Cleveland-Cliffs Q1 2021 Earnings Report
Key Takeaways
Cleveland-Cliffs reported first-quarter 2021 consolidated revenues of $4.0 billion, a significant increase from the prior-year's $359 million. The company recorded a net income of $41 million, or $0.07 per diluted share, a substantial improvement compared to the prior-year's net loss of $52 million, or $0.18 per diluted share. Adjusted EBITDA for the quarter was $513 million, compared to $23 million in the first quarter of 2020. The company has increased its full-year 2021 adjusted EBITDA guidance to approximately $4.0 billion.
Consolidated revenues reached $4.0 billion, significantly up from $359 million year-over-year.
Net income was $41 million, or $0.07 per diluted share, a turnaround from the previous year's net loss.
Adjusted EBITDA surged to $513 million, compared to $23 million in the same quarter last year.

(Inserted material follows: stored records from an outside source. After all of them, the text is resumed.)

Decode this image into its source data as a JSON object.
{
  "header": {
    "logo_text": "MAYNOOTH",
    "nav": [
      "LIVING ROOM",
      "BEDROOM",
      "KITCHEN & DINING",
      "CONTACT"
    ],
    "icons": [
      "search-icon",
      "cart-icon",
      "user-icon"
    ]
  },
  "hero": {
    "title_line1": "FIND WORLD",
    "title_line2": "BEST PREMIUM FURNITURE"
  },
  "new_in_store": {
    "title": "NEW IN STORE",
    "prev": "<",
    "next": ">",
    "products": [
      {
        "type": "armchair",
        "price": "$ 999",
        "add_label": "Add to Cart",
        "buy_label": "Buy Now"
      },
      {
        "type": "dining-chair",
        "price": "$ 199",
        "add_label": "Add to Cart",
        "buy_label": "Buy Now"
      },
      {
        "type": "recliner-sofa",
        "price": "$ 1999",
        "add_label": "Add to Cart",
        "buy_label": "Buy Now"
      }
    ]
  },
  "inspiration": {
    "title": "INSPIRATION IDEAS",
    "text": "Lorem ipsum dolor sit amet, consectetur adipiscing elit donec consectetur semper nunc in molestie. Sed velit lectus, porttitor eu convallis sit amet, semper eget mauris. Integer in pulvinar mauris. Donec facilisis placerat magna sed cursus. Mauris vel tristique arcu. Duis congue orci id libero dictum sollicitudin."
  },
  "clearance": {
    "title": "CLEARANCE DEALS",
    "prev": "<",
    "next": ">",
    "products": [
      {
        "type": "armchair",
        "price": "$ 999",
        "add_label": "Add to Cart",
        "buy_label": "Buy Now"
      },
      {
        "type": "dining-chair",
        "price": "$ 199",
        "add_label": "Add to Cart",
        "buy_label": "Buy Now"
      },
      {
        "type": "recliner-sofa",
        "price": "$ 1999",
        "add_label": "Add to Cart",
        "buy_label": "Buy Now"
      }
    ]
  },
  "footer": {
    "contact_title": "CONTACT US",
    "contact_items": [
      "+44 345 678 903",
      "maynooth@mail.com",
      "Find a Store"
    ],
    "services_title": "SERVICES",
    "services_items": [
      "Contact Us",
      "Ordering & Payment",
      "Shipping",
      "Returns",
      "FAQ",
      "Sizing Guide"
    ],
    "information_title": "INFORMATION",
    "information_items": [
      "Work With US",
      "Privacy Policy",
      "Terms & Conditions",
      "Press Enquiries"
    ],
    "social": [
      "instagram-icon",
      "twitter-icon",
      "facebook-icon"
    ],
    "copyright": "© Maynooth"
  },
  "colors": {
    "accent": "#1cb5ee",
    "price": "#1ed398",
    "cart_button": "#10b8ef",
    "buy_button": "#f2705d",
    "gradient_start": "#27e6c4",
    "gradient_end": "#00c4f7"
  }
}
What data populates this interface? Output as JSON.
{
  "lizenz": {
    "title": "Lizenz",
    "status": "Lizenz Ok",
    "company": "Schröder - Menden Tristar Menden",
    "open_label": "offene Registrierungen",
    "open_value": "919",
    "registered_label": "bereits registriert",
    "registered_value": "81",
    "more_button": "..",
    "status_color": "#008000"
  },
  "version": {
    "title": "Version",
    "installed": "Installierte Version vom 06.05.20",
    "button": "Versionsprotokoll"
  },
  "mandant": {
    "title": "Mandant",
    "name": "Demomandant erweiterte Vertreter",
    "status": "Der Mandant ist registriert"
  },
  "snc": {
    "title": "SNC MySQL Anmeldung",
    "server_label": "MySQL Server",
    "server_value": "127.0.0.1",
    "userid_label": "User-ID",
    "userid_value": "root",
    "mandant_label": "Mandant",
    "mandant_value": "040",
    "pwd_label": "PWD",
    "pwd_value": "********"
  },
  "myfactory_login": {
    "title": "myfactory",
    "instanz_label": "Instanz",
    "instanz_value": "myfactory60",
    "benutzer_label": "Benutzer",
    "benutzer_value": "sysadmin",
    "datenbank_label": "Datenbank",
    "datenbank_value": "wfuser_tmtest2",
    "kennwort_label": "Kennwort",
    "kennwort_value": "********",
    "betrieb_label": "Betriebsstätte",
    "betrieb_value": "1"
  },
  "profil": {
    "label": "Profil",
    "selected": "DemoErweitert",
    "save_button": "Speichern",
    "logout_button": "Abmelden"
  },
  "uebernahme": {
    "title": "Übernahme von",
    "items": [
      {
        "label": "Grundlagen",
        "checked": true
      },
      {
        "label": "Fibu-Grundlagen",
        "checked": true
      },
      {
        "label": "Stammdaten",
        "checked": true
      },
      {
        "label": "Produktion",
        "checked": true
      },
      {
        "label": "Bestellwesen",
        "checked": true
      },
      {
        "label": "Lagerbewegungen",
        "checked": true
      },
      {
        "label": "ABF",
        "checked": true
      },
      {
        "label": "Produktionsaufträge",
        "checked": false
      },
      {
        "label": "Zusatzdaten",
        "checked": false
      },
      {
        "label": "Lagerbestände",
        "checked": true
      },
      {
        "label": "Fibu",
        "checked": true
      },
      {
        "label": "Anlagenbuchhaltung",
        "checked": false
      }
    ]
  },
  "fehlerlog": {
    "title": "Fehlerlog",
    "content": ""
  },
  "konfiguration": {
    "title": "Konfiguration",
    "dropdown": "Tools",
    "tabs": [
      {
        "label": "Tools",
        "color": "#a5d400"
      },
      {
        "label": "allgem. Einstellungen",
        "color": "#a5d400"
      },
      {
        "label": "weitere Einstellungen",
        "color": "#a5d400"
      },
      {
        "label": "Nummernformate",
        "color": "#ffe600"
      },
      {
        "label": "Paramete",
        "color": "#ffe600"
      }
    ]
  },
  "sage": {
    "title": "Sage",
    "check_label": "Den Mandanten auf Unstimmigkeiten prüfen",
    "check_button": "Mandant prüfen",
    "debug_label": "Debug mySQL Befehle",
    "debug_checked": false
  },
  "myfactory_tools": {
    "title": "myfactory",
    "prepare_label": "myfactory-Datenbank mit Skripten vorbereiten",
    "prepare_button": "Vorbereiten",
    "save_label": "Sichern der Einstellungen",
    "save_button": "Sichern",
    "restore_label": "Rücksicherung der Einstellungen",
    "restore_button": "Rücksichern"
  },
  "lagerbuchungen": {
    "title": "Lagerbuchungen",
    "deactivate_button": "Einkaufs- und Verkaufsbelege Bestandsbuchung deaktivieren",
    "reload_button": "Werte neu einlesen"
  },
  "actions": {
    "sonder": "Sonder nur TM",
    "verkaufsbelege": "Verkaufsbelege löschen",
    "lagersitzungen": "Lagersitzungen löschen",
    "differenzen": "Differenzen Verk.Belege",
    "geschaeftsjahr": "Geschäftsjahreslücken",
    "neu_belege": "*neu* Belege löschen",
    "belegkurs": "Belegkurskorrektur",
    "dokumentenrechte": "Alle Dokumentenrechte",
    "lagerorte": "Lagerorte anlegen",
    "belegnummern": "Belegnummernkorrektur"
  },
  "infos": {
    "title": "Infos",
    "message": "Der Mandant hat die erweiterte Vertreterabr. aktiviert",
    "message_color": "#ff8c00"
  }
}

Full-year 2021 adjusted EBITDA guidance increased to approximately $4.0 billion, reflecting improved contractual renewals and market conditions.
Cleveland-Cliffs
Cleveland-Cliffs
Forward Guidance
The Company has increased its full-year 2021 adjusted EBITDA guidance to approximately $4.0 billion, up $500 million from its previous guidance of approximately $3.5 billion. The Company's second-quarter adjusted EBITDA expectation is $1.2 billion.
Positive Outlook
- Increased full-year 2021 adjusted EBITDA guidance to approximately $4.0 billion.
- Second-quarter adjusted EBITDA expectation is $1.2 billion.
- Anticipates record levels of free cash flow.
- Expects to pay down a substantial amount of debt.
- Aims to reach leverage of less than 1x by the end of the year.
Challenges Ahead
- Guidance is based on the assumption that the US HRC index price averages $1,100 per net ton for the last nine months of the year.
- Net cash used by operating activities of $373 million in the first quarter of 2021 was impacted by approximately $650 million of net working capital build primarily related to the completion of the unwind of the ArcelorMittal USA factoring agreement.
- Increasing receivables due to rising prices.
- Made $118 million in deferred pension contributions under the CARES Act during the first quarter, which will not recur.
- Continued volatility of steel and iron ore market prices.